Пальцы Астольфо в очередной раз зачерпнули снег. Он шевельнулся, словно пытался проползти хоть немного вперед, но почти сразу завалился на бок и обмяк. Замерзшие в сосульки, как и у самого Ноя, волосы скользнули назад, открывая ненормально бледное лицо.
Его губы оказались совсем синими, а взгляд с каждым мгновением становился все более стеклянным. Снег вокруг пробитой ноги медленно расцветал багрянцем — люди такие хрупкие, пронеслось в голове, они так легко ранятся, у них нет вампирской регенерации, их раны заживают куда медленнее.
Это действительно слишком сильно напоминало Жеводан — снег, кровь, они вдвоем с Астольфо, и только белая пустота вокруг — и в то же время не напоминало. Они словно поменялись местами: теперь Астольфо лежал раненым в снегу, а Ной возвышался над ним. Мог бы напасть, мог бы добить одним ударом, если бы хотел.
Ной до боли закусил губу. Астольфо был врагом, он ненавидел всех вампиров, хотел их полного уничтожения, он…
…был всего на несколько лет старше Луи, когда тот…
Ной сам не понял, когда очутился рядом. Наклонился, не зная, что делать. Прежде всего нужно было остановить кровь — но у Ноя с собой не было ни бинтов, ни просто свободной ткани. Взгляд упал на синий пояс, намотанный вокруг сутаны, и, недолго думая, Ной стянул его. Отцепил ножны, подумал — и не нашел ничего лучше, чем сунуть их себе за пазуху, под жилет. Окоченевшие пальцы тряслись и не слушались.

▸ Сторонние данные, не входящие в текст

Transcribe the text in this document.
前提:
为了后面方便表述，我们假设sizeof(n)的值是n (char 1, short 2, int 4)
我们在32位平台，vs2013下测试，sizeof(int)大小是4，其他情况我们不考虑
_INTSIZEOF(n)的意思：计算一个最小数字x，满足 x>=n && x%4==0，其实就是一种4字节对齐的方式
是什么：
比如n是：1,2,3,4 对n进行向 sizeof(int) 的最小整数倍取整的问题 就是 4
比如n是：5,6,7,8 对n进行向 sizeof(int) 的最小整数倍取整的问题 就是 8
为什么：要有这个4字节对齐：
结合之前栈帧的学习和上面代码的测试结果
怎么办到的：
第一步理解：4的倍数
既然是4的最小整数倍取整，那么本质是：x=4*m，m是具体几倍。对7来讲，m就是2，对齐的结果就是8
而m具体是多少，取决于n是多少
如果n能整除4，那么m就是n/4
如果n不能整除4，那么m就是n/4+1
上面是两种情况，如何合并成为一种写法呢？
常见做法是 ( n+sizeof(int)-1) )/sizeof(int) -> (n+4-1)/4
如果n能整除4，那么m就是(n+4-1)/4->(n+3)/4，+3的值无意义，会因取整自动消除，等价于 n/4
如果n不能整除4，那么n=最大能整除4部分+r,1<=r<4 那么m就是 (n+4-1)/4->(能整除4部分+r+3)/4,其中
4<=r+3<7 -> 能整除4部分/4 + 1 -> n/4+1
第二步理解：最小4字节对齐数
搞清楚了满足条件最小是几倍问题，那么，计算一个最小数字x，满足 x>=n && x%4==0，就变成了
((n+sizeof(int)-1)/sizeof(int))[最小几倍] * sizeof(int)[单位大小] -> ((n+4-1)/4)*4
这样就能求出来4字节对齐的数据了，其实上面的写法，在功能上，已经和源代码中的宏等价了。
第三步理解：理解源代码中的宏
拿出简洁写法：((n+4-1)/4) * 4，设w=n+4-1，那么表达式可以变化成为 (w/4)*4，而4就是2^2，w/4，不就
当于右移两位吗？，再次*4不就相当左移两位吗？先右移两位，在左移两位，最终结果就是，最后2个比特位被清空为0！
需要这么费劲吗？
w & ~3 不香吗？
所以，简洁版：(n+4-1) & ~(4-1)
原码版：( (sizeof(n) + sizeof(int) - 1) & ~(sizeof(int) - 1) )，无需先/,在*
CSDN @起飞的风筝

Раны на руке и плече Астольфо выглядели не так страшно: они почти не кровоточили и напоминали, скорее, глубокие царапины, как и у самого Ноя. Бок задело сильнее. Ной окинул его долгим взглядом, но пояс был всего один, и в результате Ной перетянул им рану на ноге так туго, как только смог.
Астольфо, казалось, вообще его не заметил. Его глаза закатились, на длинных ресницах оседали мелкие колючие снежинки, дыхание с каждым мгновением становилось все тише. По синей ткани пояса поверх раны начали медленно расцветать пятна багрянца. Ной протянул руку, пытаясь померить пульс — пальцы трясло от холода, задубелые кончики едва нащупали слабую жилку под подбородком.
Им нужно было какое-то убежище. Какое-то место, где можно было бы отогреться — в лесу посреди метели, даже вдвоем, их просто ждала медленная смерть. В Жеводане Ноя забрали Жан-Жак с Хлоей — и только сейчас он окончательно понял, как ему тогда повезло. Если бы его не нашли, потерявшего сознание посреди снега, возможно, он не стоял бы сейчас здесь. Возможно, он так и остался бы навечно в Серебряном лесу, лежать забытыми костями между корнями какого-нибудь дерева.
Ной тряхнул головой, с усилием отгоняя болезненно четкую картину собственного черепа в лесной траве, и с волос посыпался снег. Нет, он был жив и в сознании, и не собирался так просто сдаваться. Он обязательно выберется отсюда, найдет Ванитаса, они спасут проклятого, а потом вернутся в Париж, будут пробовать тарт-татен вместе с Доми, Жанной и Лукой и станут вспоминать о горах Шартрез как о еще одном приключении.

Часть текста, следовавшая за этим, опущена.